Я прочитал проект директивы. И. В. Сталин заметил:
– Такую директиву сейчас давать преждевременно. Может быть, вопрос еще уладится мирным путем. Надо дать короткую директиву, в которой указать, что нападение может начаться с провокационных действий немецких частей. Войска приграничных округов не должны поддаваться ни на какие провокации, чтобы не вызвать осложнений».
Что же мы видим в научном исследовании Волкогонова? Да опять весьма поспешное решительное списывание: от слов «Что будем делать?» до слов «чтобы не вызвать осложнений». Что ж, списывать у другого автора – это не грех, тем более для генерал-полковника. Гете, любимый поэт Волкогонова, однажды сказал: «Вальтер Скотт заимствовал одну сцену из моего «Эгмонта», на что имел полное право (А ведь он не был генерал-полковником! – В. Б.), а так как обошелся с ней очень умно, то заслуживает только похвалы. В одном из своих романов он почти что повторил характер моей Миньоны; «Преображенный урод» лорда Байрона – продолженный Мефистофель, и это хорошо! Если в экспозиции моего «Фауста» есть кое-что общее с книгой Иова, то это опять-таки не беда, и меня за это надо, скорее, похвалить, чем порицать». Следовательно, если в данном вопросе согласиться с великим Гете, то, чтобы решить, заслуживает генерал-полковник Волкогонов похвалы или порицания, надо лишь выяснить, действовал ли он, переписывая жуковские тексты, так же умно, как Вальтер Скотт, Байрон или сам Гёте.

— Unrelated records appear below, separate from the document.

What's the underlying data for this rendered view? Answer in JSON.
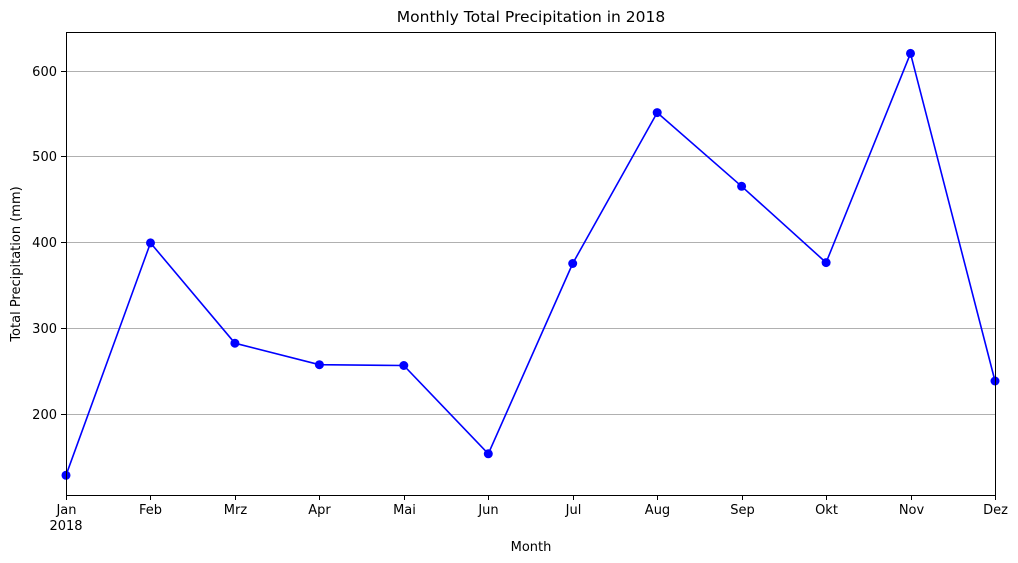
{
  "chart_data": {
    "type": "line",
    "title": "Monthly Total Precipitation in 2018",
    "xlabel": "Month",
    "ylabel": "Total Precipitation (mm)",
    "categories": [
      "Jan",
      "Feb",
      "Mrz",
      "Apr",
      "Mai",
      "Jun",
      "Jul",
      "Aug",
      "Sep",
      "Okt",
      "Nov",
      "Dez"
    ],
    "year_label": "2018",
    "series": [
      {
        "values": [
          128,
          399,
          282,
          257,
          256,
          153,
          375,
          551,
          465,
          376,
          620,
          238
        ]
      }
    ],
    "ylim": [
      105,
      645
    ],
    "yticks": [
      200,
      300,
      400,
      500,
      600
    ],
    "grid": "horizontal",
    "line_color": "#0000ff",
    "marker": "circle"
  }
}
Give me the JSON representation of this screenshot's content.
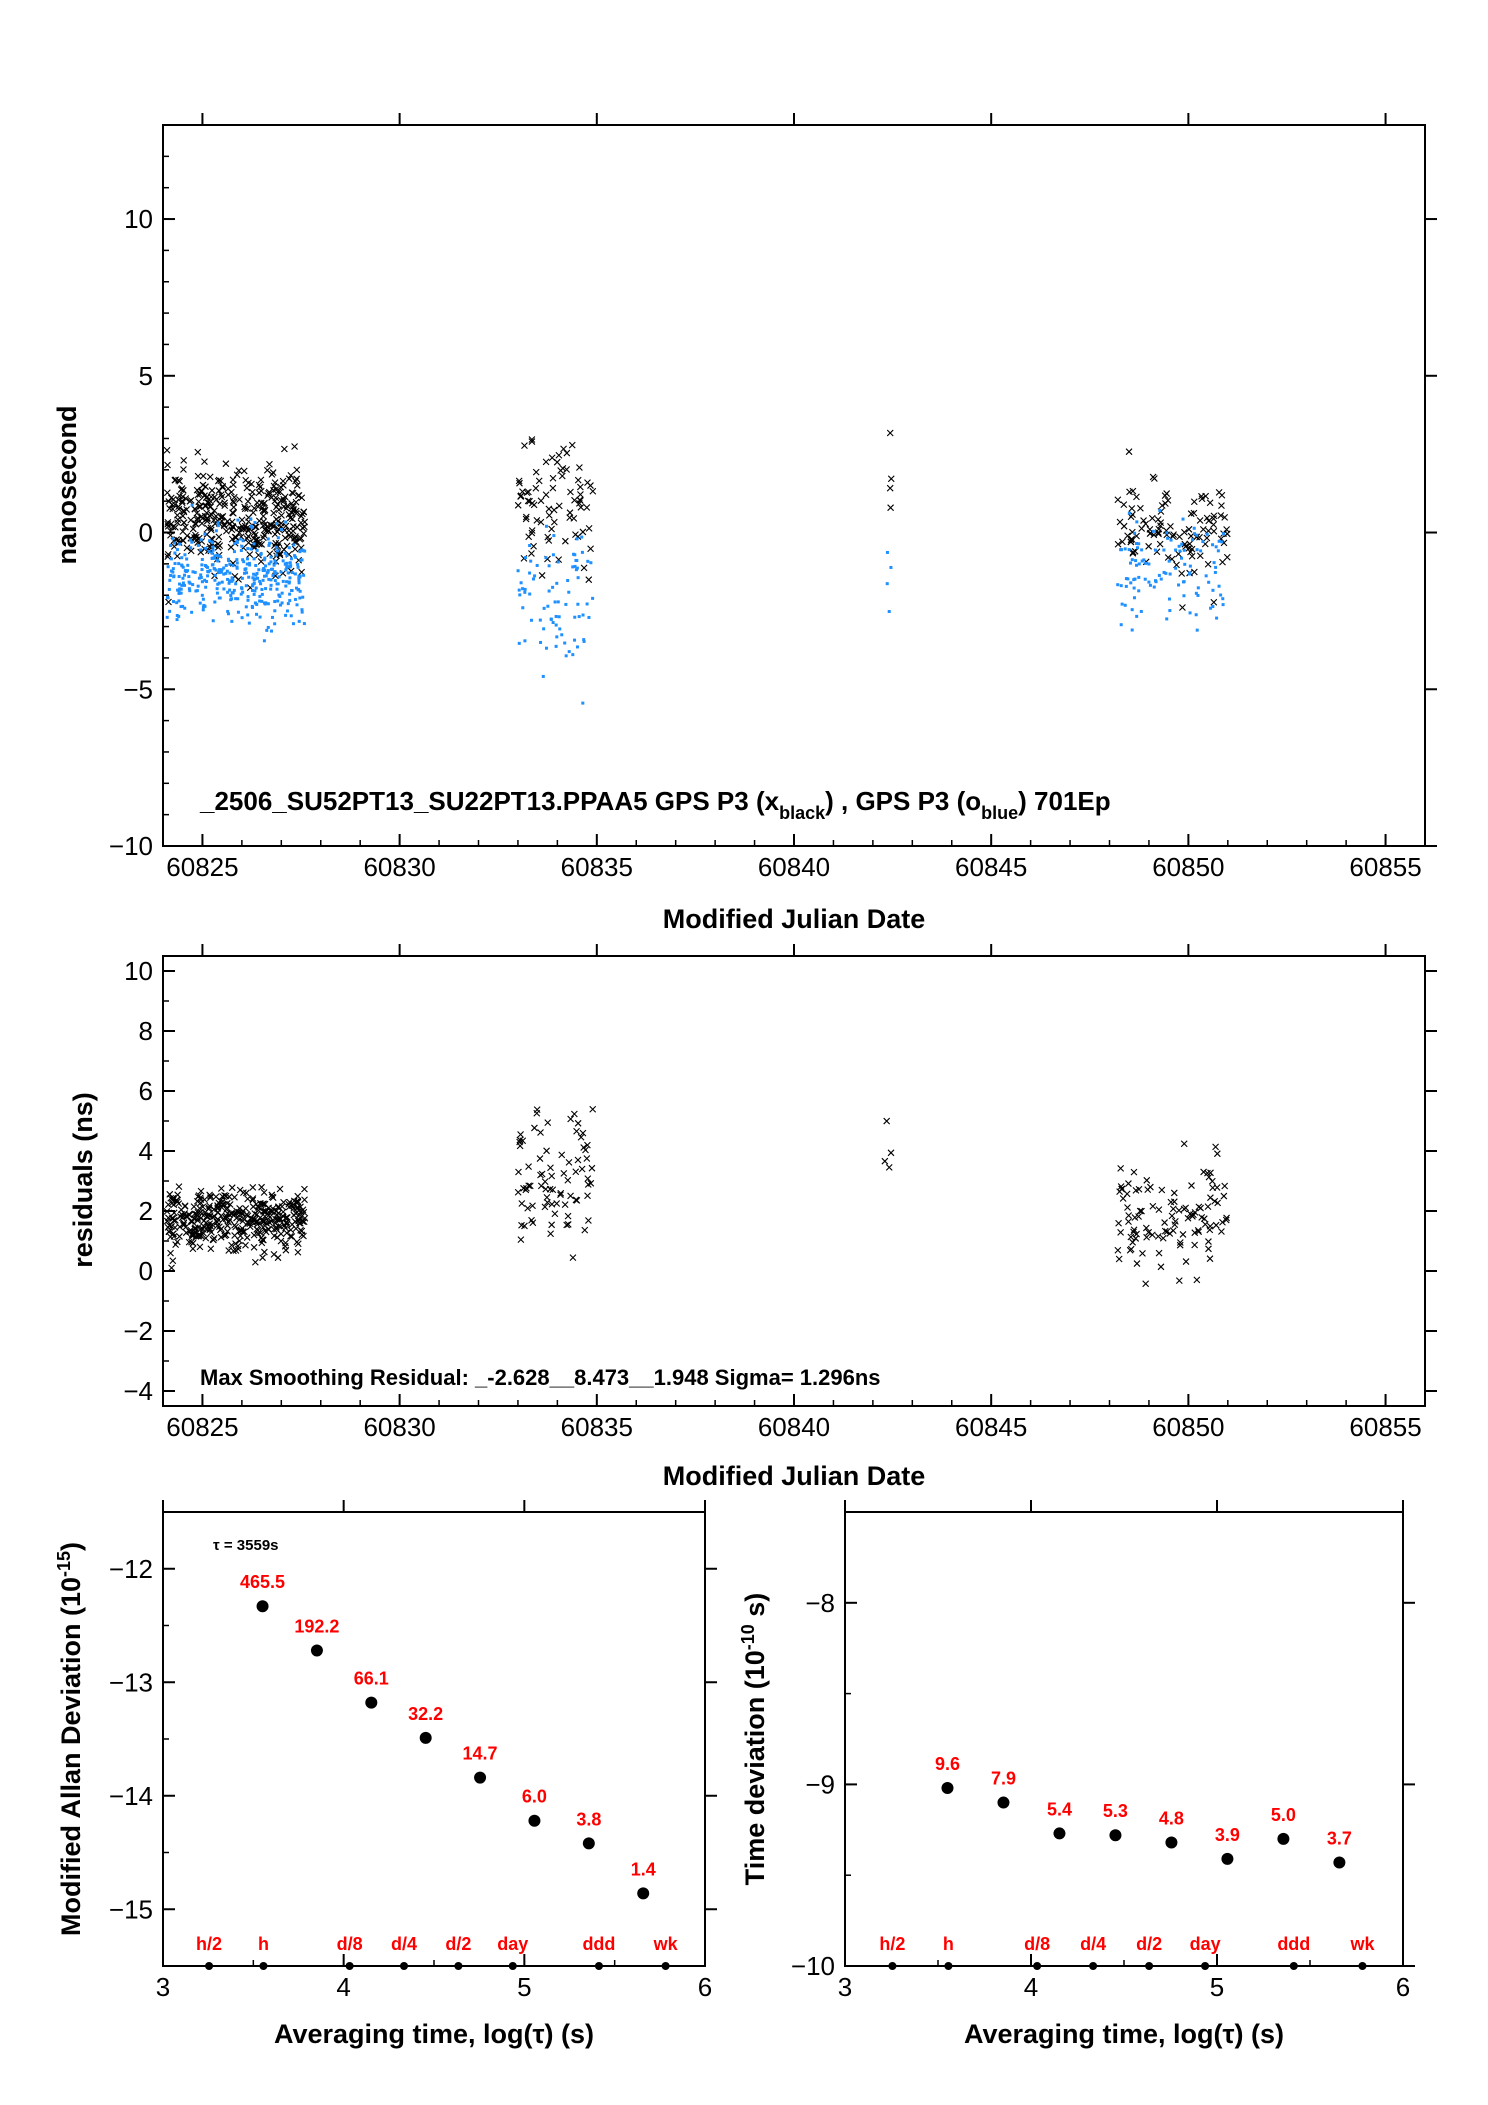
{
  "chart_data": [
    {
      "type": "scatter",
      "title": "",
      "annotation_parts": [
        "_2506_SU52PT13_SU22PT13.PPAA5     GPS P3 (x",
        "black",
        ") ,  GPS P3 (o",
        "blue",
        ")  701Ep"
      ],
      "xlabel": "Modified Julian Date",
      "ylabel": "nanosecond",
      "xlim": [
        60824,
        60856
      ],
      "ylim": [
        -10,
        13
      ],
      "xticks": [
        60825,
        60830,
        60835,
        60840,
        60845,
        60850,
        60855
      ],
      "yticks": [
        -10,
        -5,
        0,
        5,
        10
      ],
      "grid": false,
      "series": [
        {
          "color": "#000000",
          "marker": "x",
          "clusters": [
            {
              "x_range": [
                60824.1,
                60827.6
              ],
              "y_mean": 0.5,
              "y_spread": 1.3,
              "count": 380
            },
            {
              "x_range": [
                60833.0,
                60834.9
              ],
              "y_mean": 0.8,
              "y_spread": 1.5,
              "count": 80
            },
            {
              "x_range": [
                60842.3,
                60842.5
              ],
              "y_mean": 1.8,
              "y_spread": 1.2,
              "count": 4
            },
            {
              "x_range": [
                60848.2,
                60851.0
              ],
              "y_mean": 0.0,
              "y_spread": 1.4,
              "count": 110
            }
          ]
        },
        {
          "color": "#1e90ff",
          "marker": "o",
          "clusters": [
            {
              "x_range": [
                60824.1,
                60827.6
              ],
              "y_mean": -1.4,
              "y_spread": 1.2,
              "count": 380
            },
            {
              "x_range": [
                60833.0,
                60834.9
              ],
              "y_mean": -2.3,
              "y_spread": 2.0,
              "count": 80
            },
            {
              "x_range": [
                60842.3,
                60842.5
              ],
              "y_mean": -2.0,
              "y_spread": 1.5,
              "count": 4
            },
            {
              "x_range": [
                60848.2,
                60851.0
              ],
              "y_mean": -1.3,
              "y_spread": 1.5,
              "count": 110
            }
          ]
        }
      ]
    },
    {
      "type": "scatter",
      "title": "",
      "annotation": "Max Smoothing Residual: _-2.628__8.473__1.948  Sigma= 1.296ns",
      "xlabel": "Modified Julian Date",
      "ylabel": "residuals (ns)",
      "xlim": [
        60824,
        60856
      ],
      "ylim": [
        -4.5,
        10.5
      ],
      "xticks": [
        60825,
        60830,
        60835,
        60840,
        60845,
        60850,
        60855
      ],
      "yticks": [
        -4,
        -2,
        0,
        2,
        4,
        6,
        8,
        10
      ],
      "grid": false,
      "series": [
        {
          "color": "#000000",
          "marker": "x",
          "clusters": [
            {
              "x_range": [
                60824.1,
                60827.6
              ],
              "y_mean": 1.7,
              "y_spread": 0.8,
              "count": 380
            },
            {
              "x_range": [
                60833.0,
                60834.9
              ],
              "y_mean": 3.0,
              "y_spread": 2.0,
              "count": 80
            },
            {
              "x_range": [
                60842.3,
                60842.5
              ],
              "y_mean": 4.0,
              "y_spread": 1.2,
              "count": 4
            },
            {
              "x_range": [
                60848.2,
                60851.0
              ],
              "y_mean": 1.8,
              "y_spread": 1.5,
              "count": 110
            }
          ]
        }
      ]
    },
    {
      "type": "scatter",
      "title": "",
      "note": "τ = 3559s",
      "xlabel": "Averaging time, log(τ) (s)",
      "ylabel": "Modified Allan Deviation (10-15)",
      "xlim": [
        3,
        6
      ],
      "ylim": [
        -15.5,
        -11.5
      ],
      "xticks": [
        3,
        4,
        5,
        6
      ],
      "yticks": [
        -15,
        -14,
        -13,
        -12
      ],
      "grid": false,
      "points": [
        {
          "x": 3.551,
          "y": -12.33,
          "label": "465.5"
        },
        {
          "x": 3.852,
          "y": -12.72,
          "label": "192.2"
        },
        {
          "x": 4.153,
          "y": -13.18,
          "label": "66.1"
        },
        {
          "x": 4.454,
          "y": -13.49,
          "label": "32.2"
        },
        {
          "x": 4.755,
          "y": -13.84,
          "label": "14.7"
        },
        {
          "x": 5.056,
          "y": -14.22,
          "label": "6.0"
        },
        {
          "x": 5.357,
          "y": -14.42,
          "label": "3.8"
        },
        {
          "x": 5.658,
          "y": -14.86,
          "label": "1.4"
        }
      ],
      "markers": [
        {
          "x": 3.255,
          "label": "h/2"
        },
        {
          "x": 3.556,
          "label": "h"
        },
        {
          "x": 4.033,
          "label": "d/8"
        },
        {
          "x": 4.334,
          "label": "d/4"
        },
        {
          "x": 4.635,
          "label": "d/2"
        },
        {
          "x": 4.936,
          "label": "day"
        },
        {
          "x": 5.413,
          "label": "ddd"
        },
        {
          "x": 5.782,
          "label": "wk"
        }
      ]
    },
    {
      "type": "scatter",
      "title": "",
      "xlabel": "Averaging time, log(τ) (s)",
      "ylabel": "Time deviation (10-10 s)",
      "xlim": [
        3,
        6
      ],
      "ylim": [
        -10,
        -7.5
      ],
      "xticks": [
        3,
        4,
        5,
        6
      ],
      "yticks": [
        -10,
        -9,
        -8
      ],
      "grid": false,
      "points": [
        {
          "x": 3.551,
          "y": -9.02,
          "label": "9.6"
        },
        {
          "x": 3.852,
          "y": -9.1,
          "label": "7.9"
        },
        {
          "x": 4.153,
          "y": -9.27,
          "label": "5.4"
        },
        {
          "x": 4.454,
          "y": -9.28,
          "label": "5.3"
        },
        {
          "x": 4.755,
          "y": -9.32,
          "label": "4.8"
        },
        {
          "x": 5.056,
          "y": -9.41,
          "label": "3.9"
        },
        {
          "x": 5.357,
          "y": -9.3,
          "label": "5.0"
        },
        {
          "x": 5.658,
          "y": -9.43,
          "label": "3.7"
        }
      ],
      "markers": [
        {
          "x": 3.255,
          "label": "h/2"
        },
        {
          "x": 3.556,
          "label": "h"
        },
        {
          "x": 4.033,
          "label": "d/8"
        },
        {
          "x": 4.334,
          "label": "d/4"
        },
        {
          "x": 4.635,
          "label": "d/2"
        },
        {
          "x": 4.936,
          "label": "day"
        },
        {
          "x": 5.413,
          "label": "ddd"
        },
        {
          "x": 5.782,
          "label": "wk"
        }
      ]
    }
  ]
}
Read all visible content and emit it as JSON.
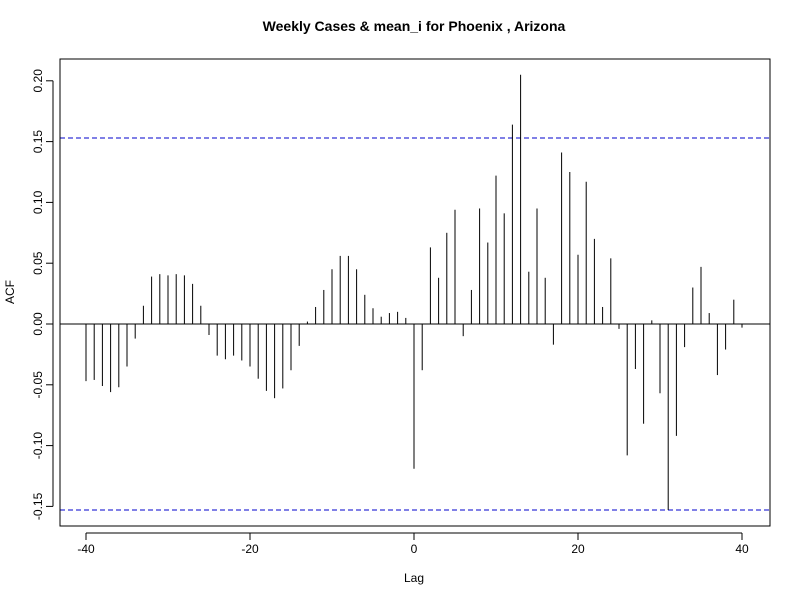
{
  "chart_data": {
    "type": "bar",
    "title": "Weekly Cases & mean_i for Phoenix , Arizona",
    "xlabel": "Lag",
    "ylabel": "ACF",
    "xlim": [
      -40,
      40
    ],
    "ylim": [
      -0.15,
      0.2
    ],
    "xticks": [
      {
        "value": -40,
        "label": "-40"
      },
      {
        "value": -20,
        "label": "-20"
      },
      {
        "value": 0,
        "label": "0"
      },
      {
        "value": 20,
        "label": "20"
      },
      {
        "value": 40,
        "label": "40"
      }
    ],
    "yticks": [
      {
        "value": -0.15,
        "label": "-0.15"
      },
      {
        "value": -0.1,
        "label": "-0.10"
      },
      {
        "value": -0.05,
        "label": "-0.05"
      },
      {
        "value": 0.0,
        "label": "0.00"
      },
      {
        "value": 0.05,
        "label": "0.05"
      },
      {
        "value": 0.1,
        "label": "0.10"
      },
      {
        "value": 0.15,
        "label": "0.15"
      },
      {
        "value": 0.2,
        "label": "0.20"
      }
    ],
    "confidence_bounds": [
      0.153,
      -0.153
    ],
    "colors": {
      "bars": "#000000",
      "bounds": "#0000CC",
      "zero_line": "#000000"
    },
    "grid": false,
    "lags": [
      -40,
      -39,
      -38,
      -37,
      -36,
      -35,
      -34,
      -33,
      -32,
      -31,
      -30,
      -29,
      -28,
      -27,
      -26,
      -25,
      -24,
      -23,
      -22,
      -21,
      -20,
      -19,
      -18,
      -17,
      -16,
      -15,
      -14,
      -13,
      -12,
      -11,
      -10,
      -9,
      -8,
      -7,
      -6,
      -5,
      -4,
      -3,
      -2,
      -1,
      0,
      1,
      2,
      3,
      4,
      5,
      6,
      7,
      8,
      9,
      10,
      11,
      12,
      13,
      14,
      15,
      16,
      17,
      18,
      19,
      20,
      21,
      22,
      23,
      24,
      25,
      26,
      27,
      28,
      29,
      30,
      31,
      32,
      33,
      34,
      35,
      36,
      37,
      38,
      39,
      40
    ],
    "values": [
      -0.047,
      -0.046,
      -0.051,
      -0.056,
      -0.052,
      -0.035,
      -0.012,
      0.015,
      0.039,
      0.041,
      0.04,
      0.041,
      0.04,
      0.033,
      0.015,
      -0.009,
      -0.026,
      -0.029,
      -0.026,
      -0.03,
      -0.035,
      -0.045,
      -0.055,
      -0.061,
      -0.053,
      -0.038,
      -0.018,
      0.002,
      0.014,
      0.028,
      0.045,
      0.056,
      0.056,
      0.045,
      0.024,
      0.013,
      0.006,
      0.009,
      0.01,
      0.005,
      -0.119,
      -0.038,
      0.063,
      0.038,
      0.075,
      0.094,
      -0.01,
      0.028,
      0.095,
      0.067,
      0.122,
      0.091,
      0.164,
      0.205,
      0.043,
      0.095,
      0.038,
      -0.017,
      0.141,
      0.125,
      0.057,
      0.117,
      0.07,
      0.014,
      0.054,
      -0.004,
      -0.108,
      -0.037,
      -0.082,
      0.003,
      -0.057,
      -0.153,
      -0.092,
      -0.019,
      0.03,
      0.047,
      0.009,
      -0.042,
      -0.021,
      0.02,
      -0.003
    ]
  }
}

Вот несколько примеров, проясняющих суть дела. Допустим, у Жукова мы видим: «Читайте! – сказал И. В. Сталин». Волкогонов трансформировал это так: «Читайте, – бросил Сталин». Умно это или нет? Разумеется, очень умно, ибо образ тирана и деспота получается более зримым и выпуклым, если изобразить, что в разговоре он не просто говорит слова, а именно «бросает» их собеседникам. В другом месте, сообщая о чтении Жуковым проекта директивы, Волкогонов написал: «Сталин перебил начальника Генштаба». У самого начальника, как мы можем видеть, этих слов нет. Да и в тексте Волкогонова они выглядят, мягко выражаясь, несуразно, ибо немного выше было сказано: «Жуков прочел проект». То есть закончил чтение. Как же можно перебить человека, который уже замолчал? Однако, несмотря на все, надо признать, что и эта маленькая отсебятинка вставлена очень умно, ибо и она добавляет выразительные краски образу: для тирана и деспота так естественно перебить кого угодно, даже начальника Генштаба, когда он молчит.
То место в воспоминаниях Жукова, где он рассказывает, как сообщил Сталину по телефону о начале немецкой агрессии, Волкогонов тоже списал целиком, но опять – со своими умелыми поправочками и умненькими отсебятинками. Читаем: «Едва Сталин стал засыпать в своем кабинете на даче, в дверь осторожно постучали. Стук больно отозвался в сердце: Сталина никогда не будили». Отсебятинка № 1 в духе Вальтера Скотта: дача. У Жукова не сказано, где Сталин находился в эту ночь, насколько можно судить по всему контексту этого эпизода воспоминаний, скорей всего, он ночевал как раз в кремлевской квартире. Но Волкогонову дача ближняя, а еще лучше – дальняя нужна позарез! Пусть все знают, где в эту трагическую ночь прохлаждался тиран!
Отсебятинка № 2 в духе Байрона: «Сталина никогда не будили». Разумеется, у Жукова этого тоже нет. У него есть нечто совершенно противоположное. Рассказывая о последних днях войны, он вспомнил, как 1 мая в пятом часу утра позвонил Сталину.
Ночные звонки были тогда совсем не редкостью.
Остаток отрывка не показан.